Tous les étals leurs faisaient honneur et
c'étaient des collections de robes et de chemisiers, de chaussures
et de chapeaux, de rubans pour les cheveux et de sous-vêtements, des
sacs, des lunettes, des savons et des parfums. Il n'y avait rien pour
les hommes et, à bien regarder, il n'y avait d'hommes nulle part,
sinon vieux et gras, amorphes et comme déséxués, jouant à
l'eunuque marchand ou plus loin aux cartes dans l'ombre. Une
topologie de temps de guerre, et lui en Ernst Jünger non pas à
Cambrai mais à Ferrare.
C'était déjà au bord de l'insolation contre
quoi son canotier ne le prévenait qu'inefficacement qu'il déambulait
ébahi parmi les marchandises et les femmes impératrices qui avaient
pris pour modèle la Theodora de San Vitale. Ce n'était plus
l'Italie de ses vacances enfantines, flanqué par ses deux parents
raides et froids, et seul enfin il prenait toute la mesure de ce que
ce nom impliquait.
C'est à moitié ivre et à moitié abruti qu'il
s'écarta de la foule dans le petit cloître du musée de la
Cathédrale, où il prit un billet gratuit, et qu'il se dirigea –
sans écouter le parcours qu'on lui conseillait – directement vers
Cosmè Tura.
La palette était immense et il ne vit rien
d'autre qu'un immense marécage. Des gris et des noirs, des ocres en
ébullition et des bleus marines. Agata dei Goti le fixait avec
fureur. Elle ne démordait pas ; et à peine eut-il laissé
glisser ses yeux de son côté qu'il fut saigné à vif.

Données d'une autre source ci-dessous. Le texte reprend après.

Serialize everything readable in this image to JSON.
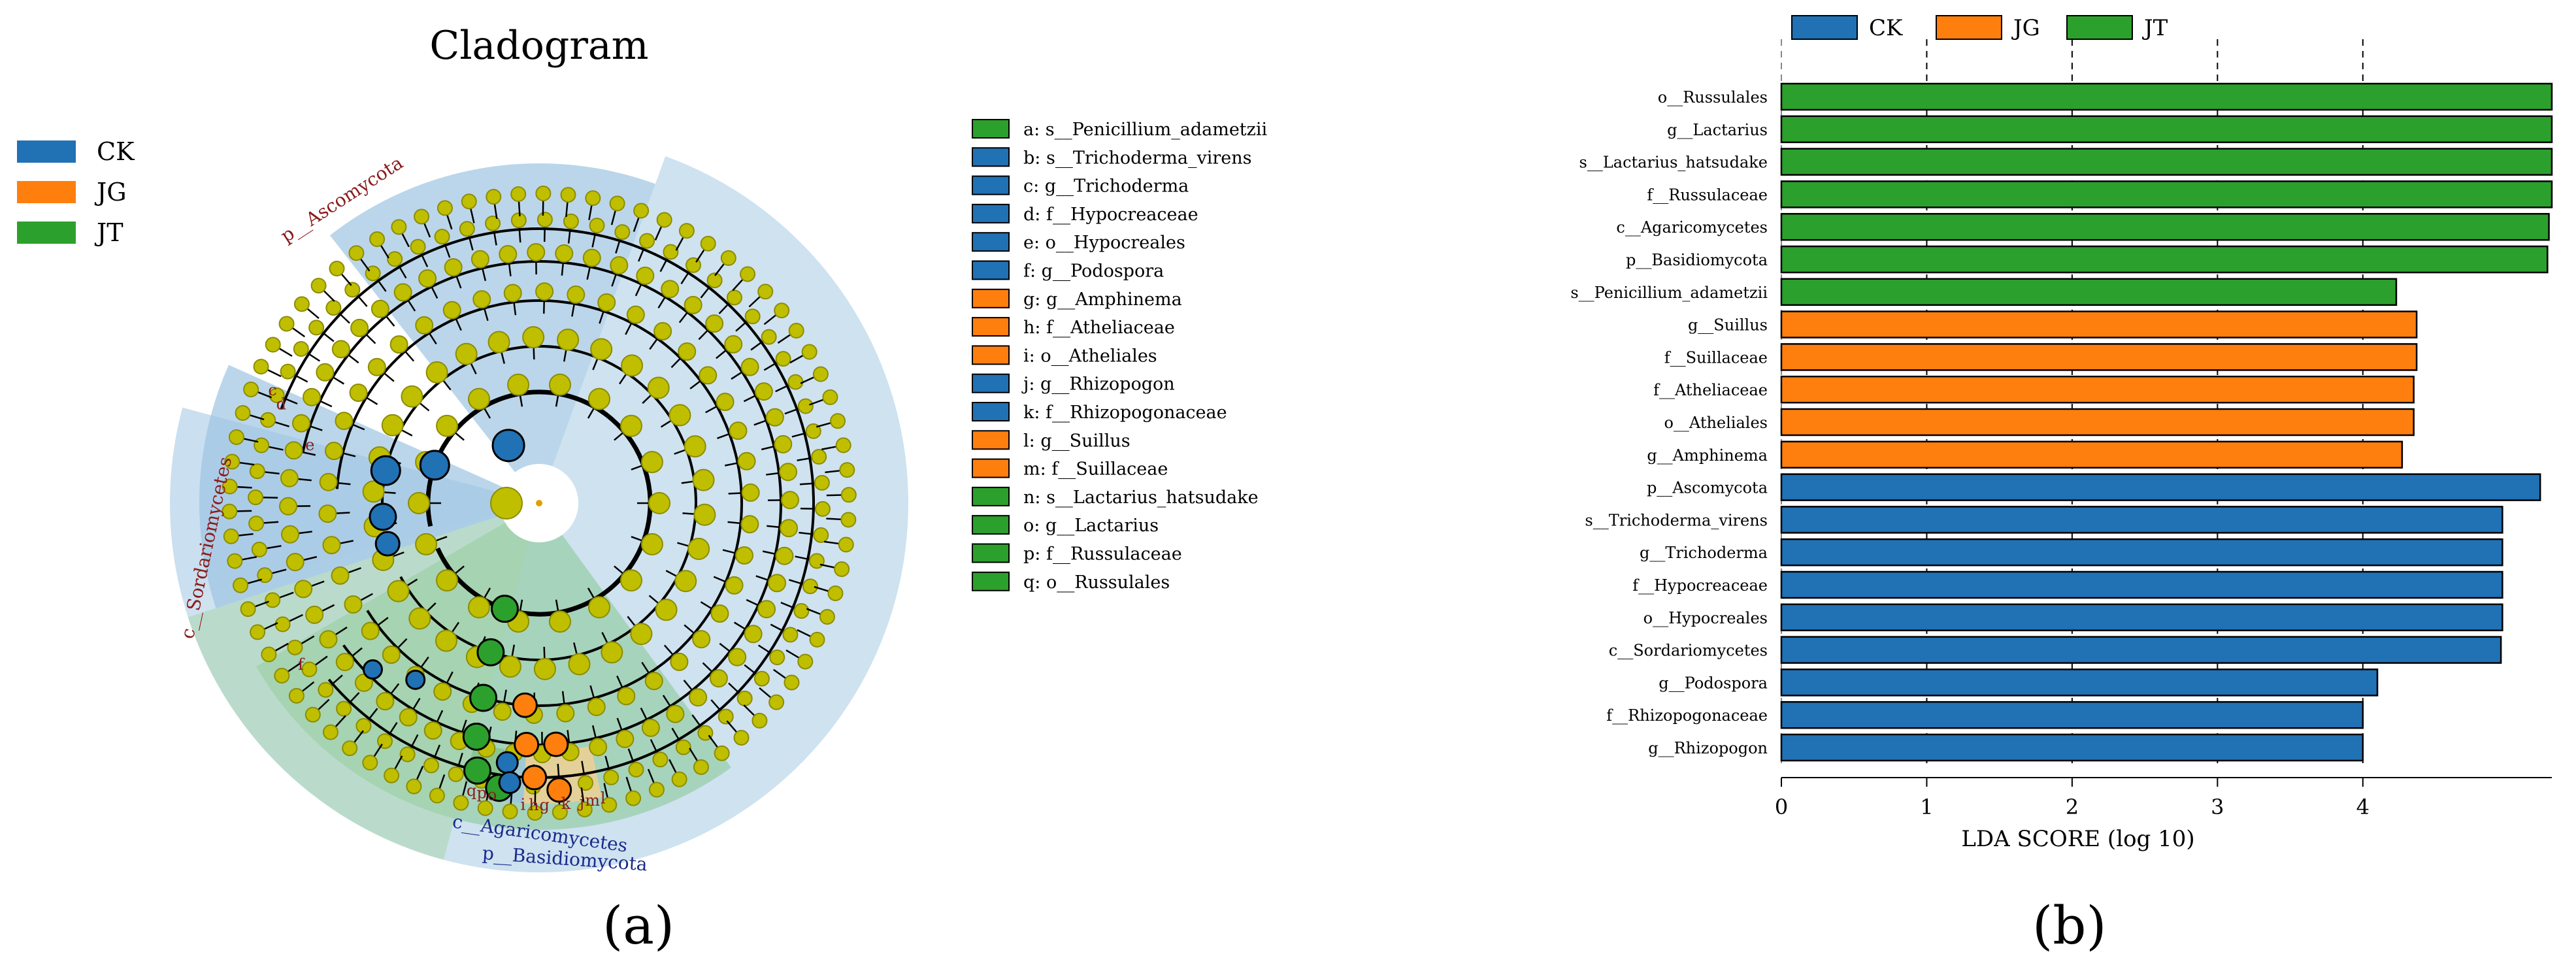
{
  "colors": {
    "CK": "#2171b5",
    "JG": "#ff7f0e",
    "JT": "#2ca02c",
    "node": "#bfbf00",
    "node_dark": "#8c8c00"
  },
  "panel_a": {
    "label": "(a)",
    "title": "Cladogram",
    "group_legend": [
      {
        "name": "CK",
        "color": "#2171b5"
      },
      {
        "name": "JG",
        "color": "#ff7f0e"
      },
      {
        "name": "JT",
        "color": "#2ca02c"
      }
    ],
    "clade_labels": {
      "ascomycota": "p__Ascomycota",
      "sordariomycetes": "c__Sordariomycetes",
      "basidiomycota": "p__Basidiomycota",
      "agaricomycetes": "c__Agaricomycetes"
    },
    "letter_markers": [
      "e",
      "d",
      "c",
      "f",
      "i",
      "h",
      "g",
      "k",
      "j",
      "m",
      "l",
      "q",
      "p",
      "o"
    ],
    "taxa_legend": [
      {
        "key": "a",
        "name": "s__Penicillium_adametzii",
        "group": "JT"
      },
      {
        "key": "b",
        "name": "s__Trichoderma_virens",
        "group": "CK"
      },
      {
        "key": "c",
        "name": "g__Trichoderma",
        "group": "CK"
      },
      {
        "key": "d",
        "name": "f__Hypocreaceae",
        "group": "CK"
      },
      {
        "key": "e",
        "name": "o__Hypocreales",
        "group": "CK"
      },
      {
        "key": "f",
        "name": "g__Podospora",
        "group": "CK"
      },
      {
        "key": "g",
        "name": "g__Amphinema",
        "group": "JG"
      },
      {
        "key": "h",
        "name": "f__Atheliaceae",
        "group": "JG"
      },
      {
        "key": "i",
        "name": "o__Atheliales",
        "group": "JG"
      },
      {
        "key": "j",
        "name": "g__Rhizopogon",
        "group": "CK"
      },
      {
        "key": "k",
        "name": "f__Rhizopogonaceae",
        "group": "CK"
      },
      {
        "key": "l",
        "name": "g__Suillus",
        "group": "JG"
      },
      {
        "key": "m",
        "name": "f__Suillaceae",
        "group": "JG"
      },
      {
        "key": "n",
        "name": "s__Lactarius_hatsudake",
        "group": "JT"
      },
      {
        "key": "o",
        "name": "g__Lactarius",
        "group": "JT"
      },
      {
        "key": "p",
        "name": "f__Russulaceae",
        "group": "JT"
      },
      {
        "key": "q",
        "name": "o__Russulales",
        "group": "JT"
      }
    ]
  },
  "chart_data": {
    "type": "bar",
    "orientation": "horizontal",
    "label": "(b)",
    "xlabel": "LDA SCORE (log 10)",
    "xlim": [
      0,
      5.3
    ],
    "xticks": [
      0,
      1,
      2,
      3,
      4
    ],
    "gridlines": "dashed vertical at ticks",
    "legend": [
      {
        "name": "CK",
        "color": "#2171b5"
      },
      {
        "name": "JG",
        "color": "#ff7f0e"
      },
      {
        "name": "JT",
        "color": "#2ca02c"
      }
    ],
    "legend_position": "top",
    "bars": [
      {
        "label": "o__Russulales",
        "value": 5.3,
        "group": "JT"
      },
      {
        "label": "g__Lactarius",
        "value": 5.3,
        "group": "JT"
      },
      {
        "label": "s__Lactarius_hatsudake",
        "value": 5.3,
        "group": "JT"
      },
      {
        "label": "f__Russulaceae",
        "value": 5.3,
        "group": "JT"
      },
      {
        "label": "c__Agaricomycetes",
        "value": 5.28,
        "group": "JT"
      },
      {
        "label": "p__Basidiomycota",
        "value": 5.27,
        "group": "JT"
      },
      {
        "label": "s__Penicillium_adametzii",
        "value": 4.23,
        "group": "JT"
      },
      {
        "label": "g__Suillus",
        "value": 4.37,
        "group": "JG"
      },
      {
        "label": "f__Suillaceae",
        "value": 4.37,
        "group": "JG"
      },
      {
        "label": "f__Atheliaceae",
        "value": 4.35,
        "group": "JG"
      },
      {
        "label": "o__Atheliales",
        "value": 4.35,
        "group": "JG"
      },
      {
        "label": "g__Amphinema",
        "value": 4.27,
        "group": "JG"
      },
      {
        "label": "p__Ascomycota",
        "value": 5.22,
        "group": "CK"
      },
      {
        "label": "s__Trichoderma_virens",
        "value": 4.96,
        "group": "CK"
      },
      {
        "label": "g__Trichoderma",
        "value": 4.96,
        "group": "CK"
      },
      {
        "label": "f__Hypocreaceae",
        "value": 4.96,
        "group": "CK"
      },
      {
        "label": "o__Hypocreales",
        "value": 4.96,
        "group": "CK"
      },
      {
        "label": "c__Sordariomycetes",
        "value": 4.95,
        "group": "CK"
      },
      {
        "label": "g__Podospora",
        "value": 4.1,
        "group": "CK"
      },
      {
        "label": "f__Rhizopogonaceae",
        "value": 4.0,
        "group": "CK"
      },
      {
        "label": "g__Rhizopogon",
        "value": 4.0,
        "group": "CK"
      }
    ]
  }
}
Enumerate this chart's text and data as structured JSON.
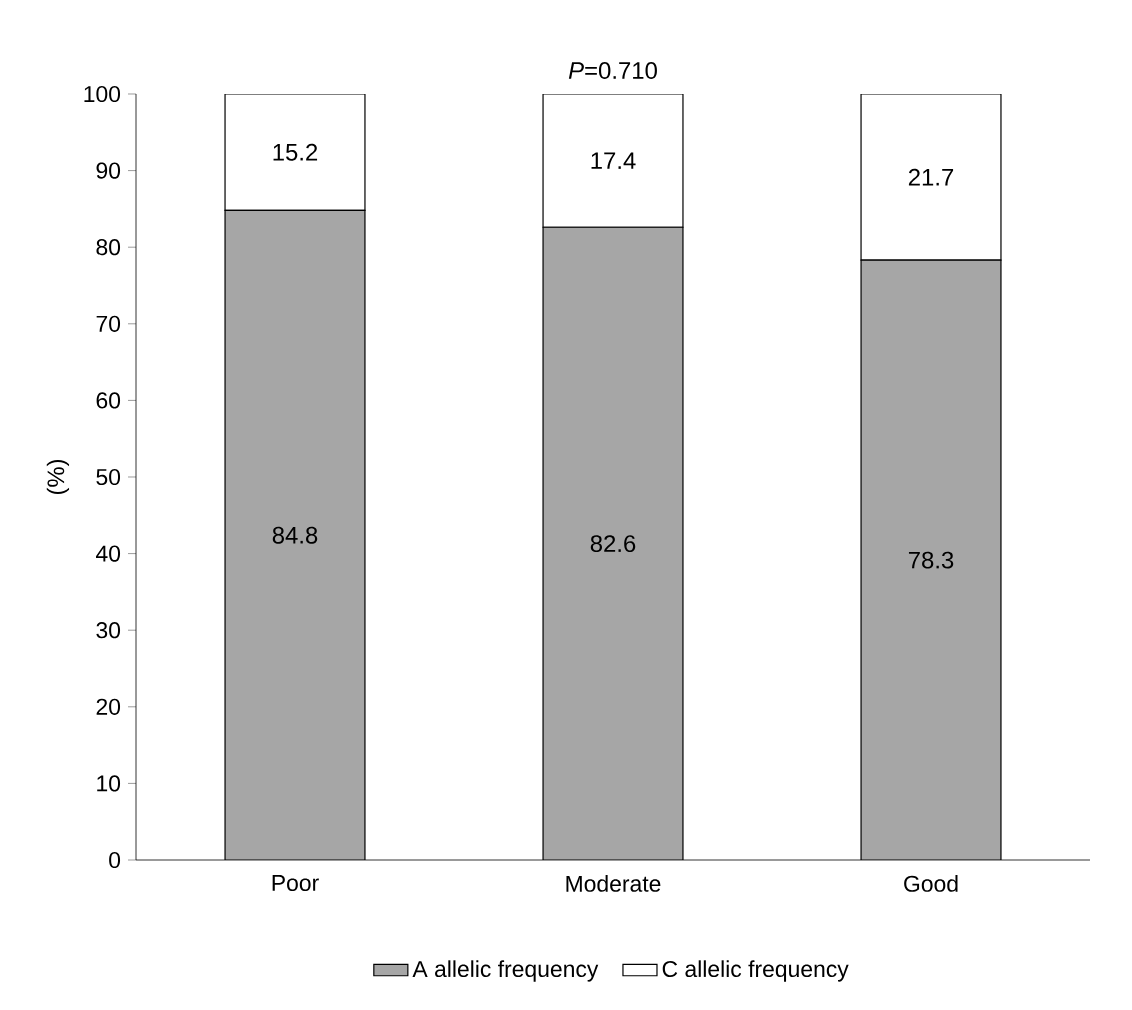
{
  "chart_data": {
    "type": "bar",
    "stacked": true,
    "title": "*P*=0.710",
    "ylabel": "(%)",
    "categories": [
      "Poor",
      "Moderate",
      "Good"
    ],
    "series": [
      {
        "name": "A allelic frequency",
        "color": "#a6a6a6",
        "values": [
          84.8,
          82.6,
          78.3
        ]
      },
      {
        "name": "C allelic frequency",
        "color": "#ffffff",
        "values": [
          15.2,
          17.4,
          21.7
        ]
      }
    ],
    "ylim": [
      0,
      100
    ],
    "yticks": [
      0,
      10,
      20,
      30,
      40,
      50,
      60,
      70,
      80,
      90,
      100
    ],
    "data_labels": true,
    "legend": "bottom",
    "grid": false
  }
}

Tout se fit avec une telle violence qu'il n'était
déjà plus qu'à elle.
Il ne vit rien d'autre.
C'était comme le marbre encadré dans les
décorations d'église. Une abstraction pure. Des coloris et des
veinures, des givrures et des nuages. Pourquoi cette femme s'enticha
de ce rosière ? Il ne sentit qu'une grande lame de fonds
déferler sur son corps et l'envelopper. Il se détendit entièrement,
à l'exception du ventre. Elle était d'une épaisseur bruissante,
complète.
Il s'assit au milieu de la salle.
Il n'y avait personne d'autre. Ou peut-être
un gardien de musée dans un coin. Il ne bougea
plus.
Le trouble offusqua sa vision de tâches de
couleurs en mouvement.
Et il mit longtemps à se ressaisir. Car même les
plus décisives fulminations ne peuvent pas durer sans rendre fou.
Le retable était bien plus grand qu'il ne se le
figurait. Agata avaient d'abondants cheveux noirs, torsadés, des
yeux de châtaigne, les joues creuses mais les pommettes saillantes
et un un corps généreux. Maintenant
elle lui souriait amicalement.
Comme il ne pouvait rien voir, il ne pouvait
rester. Il sortit de la salle, du musée, du cloître, retourna vers
la petite maison où Valentina était occupée d'affaires ménagères.
En le voyant elle s'inquiéta : « Tu auras fait une
insolation, bois un grand verre d'eau et va te reposer. » Et il
fit la sieste jusque tard dans l'après-midi."